Student model overfits really early training

yuanyuanli85 / Fast_Human_Pose_Estimation_Pytorch

Pytorch Code for CVPR2019 paper "Fast Human Pose Estimation" https://arxiv.org/abs/1811.05419

Apache License 2.0

325 stars 53 forks source link

Student model overfits really early training #15

Open yiwang454 opened 4 years ago

yiwang454 commented 4 years ago

When I trained the student model under supervision of the teacher model downloaded from the link in readme as well as the labelled data, the validation accuracy drops quite quickly on the 8th epoch, and the best validation accuracy was only about 60%, way low from the paper result. Why does this happen and how to solve this problem? If I train to more epochs will the result be better?

yuanyuanli85 commented 4 years ago

The default epoch to train on mpii is 90. The result in 8 epoch may not very stable. Did you follow the default parameter in this repo?
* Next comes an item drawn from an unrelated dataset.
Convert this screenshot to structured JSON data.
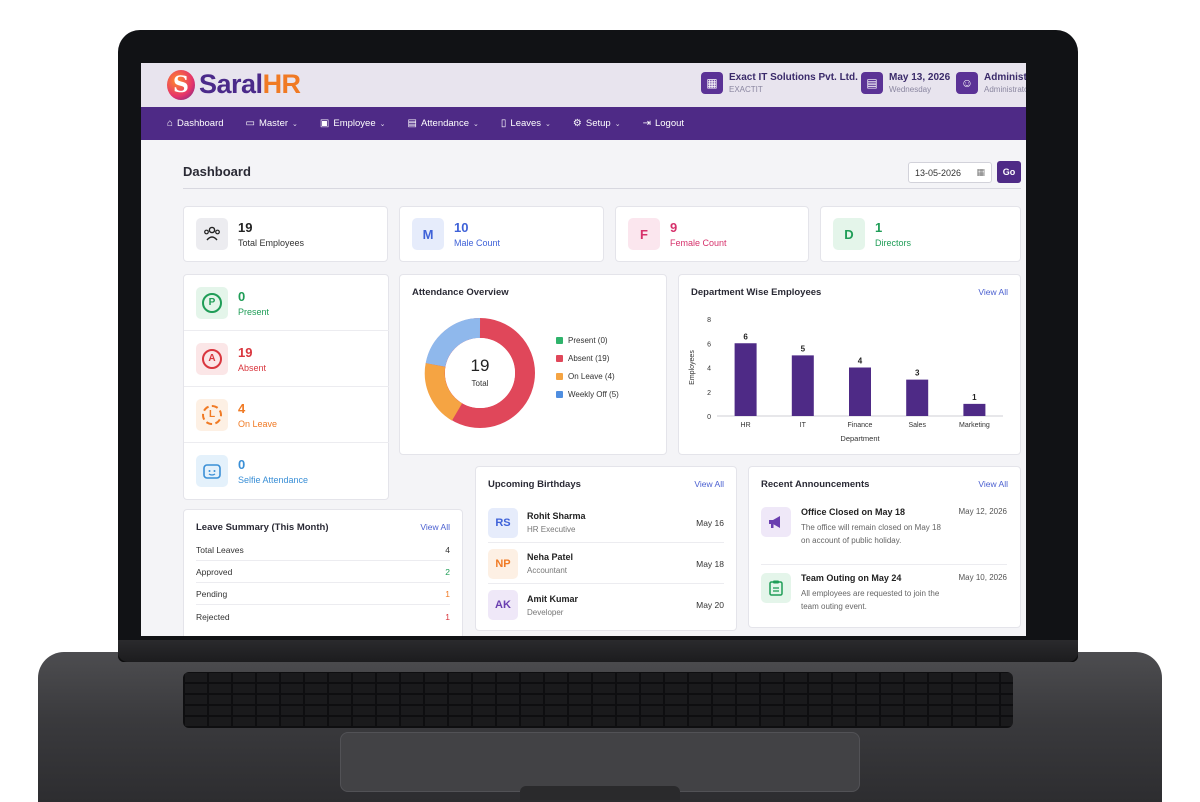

yiwang454 commented 4 years ago

Yes, I copy and paste the parameters from your repo. Here is the command I used. Pytorch$ python example/mpii_kd.py -a hg --stacks 2 --blocks 1 --checkpoint checkpoint/hg_s2_b1/ --mobile=True --teacher_stack 8 --teacher_checkpoint checkpoint/hg_s8_b1/model_best.pth.tar Also, I trained to 90 epoch now (which is your default setting), but the validation loss kept exploding, and the training accuracy converged at about 79%.

yiwang454 commented 4 years ago

Btw I stick to the learning rate 2.5*10^-4 (which is your default number and also the setting in the paper). Should I really do that or should I actually change learning rate during training?

yuanyuanli85 commented 4 years ago

Are you using pytorch 0.4x ? If so, did you disable the cudnn for batchnorm layer. It is a known issue in pytorch which will cause the instablility of training.